Sachiko, the second sister and her husband Teinosuke are that rare achievement, a convincing depiction of really good and admirable people, though in no way heroic. They are very ordinary people, but their goodness, their little troubles and worries, their faults, even weaknesses, all serve to charm and captivate. Of all the characters in the book these two are the loveliest. It is a real affirmation of humanity to have created two such kind and gentle and sensitive people, and to have made them so real and convincing.

The careworn life of Tsuruko (first sister), the hesitations of Yukiko (third sister), the unhappiness of Taeko (Koi-san, fourth sister) all gain from contrast with the stability and happiness of Sachiko and Teinosuke. And what an evocation of the old ways of Japan. Changing rapidly even as Tanizaki writes of them.

Detail by detail - Etsuko's games with the German girl Rosemarie, Itakura's leather coat, the 'old one', Koi-san's mimicry and mingled love and resentment of Yukiko...there are literally thousands of details. Teinosuke's love of Spring in his garden, the vitamin injections the sisters take, the forthrightness of Itani - all, everyone, is so precise, not random at all, chosen to evoke mood, reveal character, show milieu.

So powerful and evocative has the book been - yet nothing really happens, except to Koi-san. The war approaches, the old Japan changes, Yukiko gets married - unforgettable!

I've seen advertised a TV serialisation of The Makioka Sisters, but can't imagine how it could succeed. So much of the book's effect is through language. Visually, certain scenes stand out, such as the cherry blossom viewing or the flood. The narrative though is largely uneventful, small actions that dramatically and convincingly reveal a character's state of mind, early history or personality.

Written with love, a strong love of people and place, the book creates love in the reader. Because of Tanizaki I have loved Osaka in the late 1930s and have learned to treasure and respect its people.
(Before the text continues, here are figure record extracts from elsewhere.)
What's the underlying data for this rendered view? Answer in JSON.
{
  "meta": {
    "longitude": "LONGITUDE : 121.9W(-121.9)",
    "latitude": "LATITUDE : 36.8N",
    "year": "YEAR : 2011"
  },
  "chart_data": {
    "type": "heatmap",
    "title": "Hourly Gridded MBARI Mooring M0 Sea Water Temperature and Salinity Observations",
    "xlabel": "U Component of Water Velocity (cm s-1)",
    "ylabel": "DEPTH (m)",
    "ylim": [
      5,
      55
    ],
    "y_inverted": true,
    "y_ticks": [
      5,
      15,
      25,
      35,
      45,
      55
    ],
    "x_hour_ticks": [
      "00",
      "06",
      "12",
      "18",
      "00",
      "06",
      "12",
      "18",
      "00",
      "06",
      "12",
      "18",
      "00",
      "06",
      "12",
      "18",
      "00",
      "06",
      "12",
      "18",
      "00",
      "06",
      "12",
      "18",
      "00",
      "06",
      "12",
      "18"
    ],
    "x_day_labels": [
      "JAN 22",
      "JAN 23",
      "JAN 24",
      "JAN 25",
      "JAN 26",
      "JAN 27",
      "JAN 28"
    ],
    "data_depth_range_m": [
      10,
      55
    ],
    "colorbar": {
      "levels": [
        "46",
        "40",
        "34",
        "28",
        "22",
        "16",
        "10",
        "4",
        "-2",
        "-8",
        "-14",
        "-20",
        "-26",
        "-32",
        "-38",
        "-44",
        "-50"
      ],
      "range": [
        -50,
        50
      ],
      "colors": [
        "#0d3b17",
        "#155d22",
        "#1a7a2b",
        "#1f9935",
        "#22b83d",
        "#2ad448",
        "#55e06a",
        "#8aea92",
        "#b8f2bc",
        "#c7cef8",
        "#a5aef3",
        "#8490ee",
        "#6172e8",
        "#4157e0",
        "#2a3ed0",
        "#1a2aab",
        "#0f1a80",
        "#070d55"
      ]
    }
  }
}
For those hesitating to undertake reading such a 'Japanese' work as The Makioka Sisters there is the perfect bridging novel The Wind-up Bird Chronicle (Nejimaki-dori kuronikuru, 1995) by Haruki Murakami, which does mention the war - and Charlie Parker and 'hard-boiled' detective stories and Jungian archetypes and the surreal: a roller coaster of a novel and one of the best as well.

0 of 0 people found the following review helpful.
The end of an era story in Japan
By Mary Ann Marko
The translation had only a few minor glitches. Usually I forgot I was reading a translation. Although it was nearly 500 pages, it was constructed with short chapters which gave it many good stopping points. I read it slowly which matched the pace of the writing. There was so much of the story in the long inner thoughts of the characters. Each sister was distinct so I had no confusion as to which one I was reading about. Some of the descriptions were so real that I can recall them easily. The depiction of the cherry blossom festival itself was worth the price of the book.
I read the book with the sad knowledge that all this (1936 - 1941) was to radically change in a very short time. The book though does not have any feeling of dread for coming events. It is a lovely book by an obviously great writer. I can see why it is considered an international classic. The book itself, a selection from Everyman's was a joy to hold. The pages are silky and there is an attached bookmark made of black ribbon. For someone who likes to immerse themselves into long story of a rather short time span with credible people caught in history, this is a perfect book.

0 of 0 people found the following review helpful.
could be edited better...some typos etc....faulty translation work?
By cwh
very enjoyable read However there are a few typos or imperfect translation/editing that can make it difficult to understand. kind of disturbing. otherwise very sweet read.